Ring-theoretic blowing down II: Birational transformations

TL;DR

This paper develops methods for birational transformations in noncommutative algebraic geometry, including explicit constructions and analogues of classical transformations, advancing the classification of noncommutative surfaces.

Contribution

It introduces explicit noncommutative birational transformations, including a noncommutative Cremona transform, building on previous work and connecting different noncommutative surface models.

Findings

Van den Bergh's quadrics derived from Sklyanin algebra via blowups and blowdowns

Constructed a noncommutative analogue of the classical Cremona transform

Extended earlier work on noncommutative surface transformations

Abstract

One of the major open problems in noncommutative algebraic geometry is the classification of noncommutative projective surfaces (or, slightly more generally, of noetherian connected graded domains of Gelfand-Kirillov dimension 3).
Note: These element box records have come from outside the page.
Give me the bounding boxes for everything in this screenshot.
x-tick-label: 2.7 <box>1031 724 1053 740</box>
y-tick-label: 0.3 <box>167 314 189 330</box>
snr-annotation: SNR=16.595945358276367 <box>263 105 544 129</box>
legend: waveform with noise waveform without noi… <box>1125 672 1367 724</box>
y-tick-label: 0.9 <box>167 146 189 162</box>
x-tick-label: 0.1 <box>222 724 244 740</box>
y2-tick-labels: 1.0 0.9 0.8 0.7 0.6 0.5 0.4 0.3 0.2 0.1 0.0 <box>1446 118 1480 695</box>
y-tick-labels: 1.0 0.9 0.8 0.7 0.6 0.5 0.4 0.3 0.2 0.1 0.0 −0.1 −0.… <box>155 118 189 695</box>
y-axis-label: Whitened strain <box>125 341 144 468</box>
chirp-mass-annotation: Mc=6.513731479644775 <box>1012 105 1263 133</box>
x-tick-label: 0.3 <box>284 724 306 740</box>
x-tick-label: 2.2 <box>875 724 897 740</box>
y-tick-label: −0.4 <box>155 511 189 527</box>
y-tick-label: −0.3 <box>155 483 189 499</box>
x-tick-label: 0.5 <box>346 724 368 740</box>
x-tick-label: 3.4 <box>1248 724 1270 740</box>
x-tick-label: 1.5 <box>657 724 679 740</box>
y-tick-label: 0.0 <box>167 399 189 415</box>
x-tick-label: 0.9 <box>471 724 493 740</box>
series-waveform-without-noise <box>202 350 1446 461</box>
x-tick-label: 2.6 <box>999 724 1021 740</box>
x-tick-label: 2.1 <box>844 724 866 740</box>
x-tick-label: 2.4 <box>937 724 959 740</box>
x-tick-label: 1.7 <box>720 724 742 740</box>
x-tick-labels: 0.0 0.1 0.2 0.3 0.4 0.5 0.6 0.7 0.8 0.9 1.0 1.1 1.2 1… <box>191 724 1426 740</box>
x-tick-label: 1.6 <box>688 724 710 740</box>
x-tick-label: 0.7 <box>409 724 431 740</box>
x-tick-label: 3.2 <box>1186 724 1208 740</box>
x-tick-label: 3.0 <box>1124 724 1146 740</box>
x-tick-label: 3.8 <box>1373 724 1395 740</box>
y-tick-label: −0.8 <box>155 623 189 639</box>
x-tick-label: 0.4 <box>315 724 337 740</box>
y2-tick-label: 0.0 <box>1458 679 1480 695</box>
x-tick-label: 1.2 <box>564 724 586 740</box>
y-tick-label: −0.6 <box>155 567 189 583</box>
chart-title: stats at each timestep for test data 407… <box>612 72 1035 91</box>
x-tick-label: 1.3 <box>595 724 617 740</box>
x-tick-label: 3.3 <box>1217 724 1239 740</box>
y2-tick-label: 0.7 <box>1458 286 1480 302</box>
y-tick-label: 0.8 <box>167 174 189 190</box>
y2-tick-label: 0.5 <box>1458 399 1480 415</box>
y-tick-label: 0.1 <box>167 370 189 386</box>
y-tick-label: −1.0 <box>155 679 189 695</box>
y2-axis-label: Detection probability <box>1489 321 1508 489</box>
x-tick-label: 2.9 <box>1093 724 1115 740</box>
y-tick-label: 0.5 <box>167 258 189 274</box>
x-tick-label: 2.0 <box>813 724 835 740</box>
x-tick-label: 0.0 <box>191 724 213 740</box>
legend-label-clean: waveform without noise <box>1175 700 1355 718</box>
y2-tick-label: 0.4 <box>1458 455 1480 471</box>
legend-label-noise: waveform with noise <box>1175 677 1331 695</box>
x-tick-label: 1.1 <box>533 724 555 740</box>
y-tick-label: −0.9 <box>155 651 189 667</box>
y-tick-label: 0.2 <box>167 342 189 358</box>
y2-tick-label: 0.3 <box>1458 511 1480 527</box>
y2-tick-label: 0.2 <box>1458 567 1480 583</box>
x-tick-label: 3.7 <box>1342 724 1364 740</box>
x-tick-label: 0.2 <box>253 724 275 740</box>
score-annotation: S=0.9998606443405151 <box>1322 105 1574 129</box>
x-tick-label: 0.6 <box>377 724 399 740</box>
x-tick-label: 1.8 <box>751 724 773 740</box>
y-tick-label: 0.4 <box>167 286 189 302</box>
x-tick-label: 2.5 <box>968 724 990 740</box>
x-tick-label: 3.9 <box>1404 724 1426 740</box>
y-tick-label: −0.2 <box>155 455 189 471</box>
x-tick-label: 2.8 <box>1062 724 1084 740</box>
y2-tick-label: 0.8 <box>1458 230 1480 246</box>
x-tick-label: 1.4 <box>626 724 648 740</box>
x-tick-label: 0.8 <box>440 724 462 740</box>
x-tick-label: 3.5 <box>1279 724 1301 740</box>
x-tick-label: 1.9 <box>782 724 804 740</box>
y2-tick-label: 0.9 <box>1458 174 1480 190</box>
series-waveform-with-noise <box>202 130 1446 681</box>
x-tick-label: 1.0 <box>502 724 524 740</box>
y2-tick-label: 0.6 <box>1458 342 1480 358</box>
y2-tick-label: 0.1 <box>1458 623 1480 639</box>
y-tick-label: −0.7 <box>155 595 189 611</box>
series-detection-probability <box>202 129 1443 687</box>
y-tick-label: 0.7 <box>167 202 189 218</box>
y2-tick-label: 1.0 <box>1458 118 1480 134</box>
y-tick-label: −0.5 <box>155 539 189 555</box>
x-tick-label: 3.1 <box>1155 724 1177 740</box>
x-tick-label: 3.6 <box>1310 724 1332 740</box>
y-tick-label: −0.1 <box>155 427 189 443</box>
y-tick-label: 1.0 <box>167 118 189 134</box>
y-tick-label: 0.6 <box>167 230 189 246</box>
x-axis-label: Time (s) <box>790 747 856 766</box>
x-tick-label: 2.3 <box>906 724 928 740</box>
In a companion paper the authors described a noncommutative version of blowing down and, for example, gave a noncommutative analogue of Castelnuovo's classic theorem that lines of self-intersection (-1) on a smooth surface can be contracted. In this paper we will use these techniques to construct explicit birational transformations between various noncommutative surfaces containing an elliptic curve. Notably we show that Van den Bergh's quadrics can be obtained from the Sklyanin algebra by suitably blowing up and down, and we also provide a noncommutative analogue of the classical Cremona transform. This extends and amplifies earlier work of Presotto and Van den Bergh.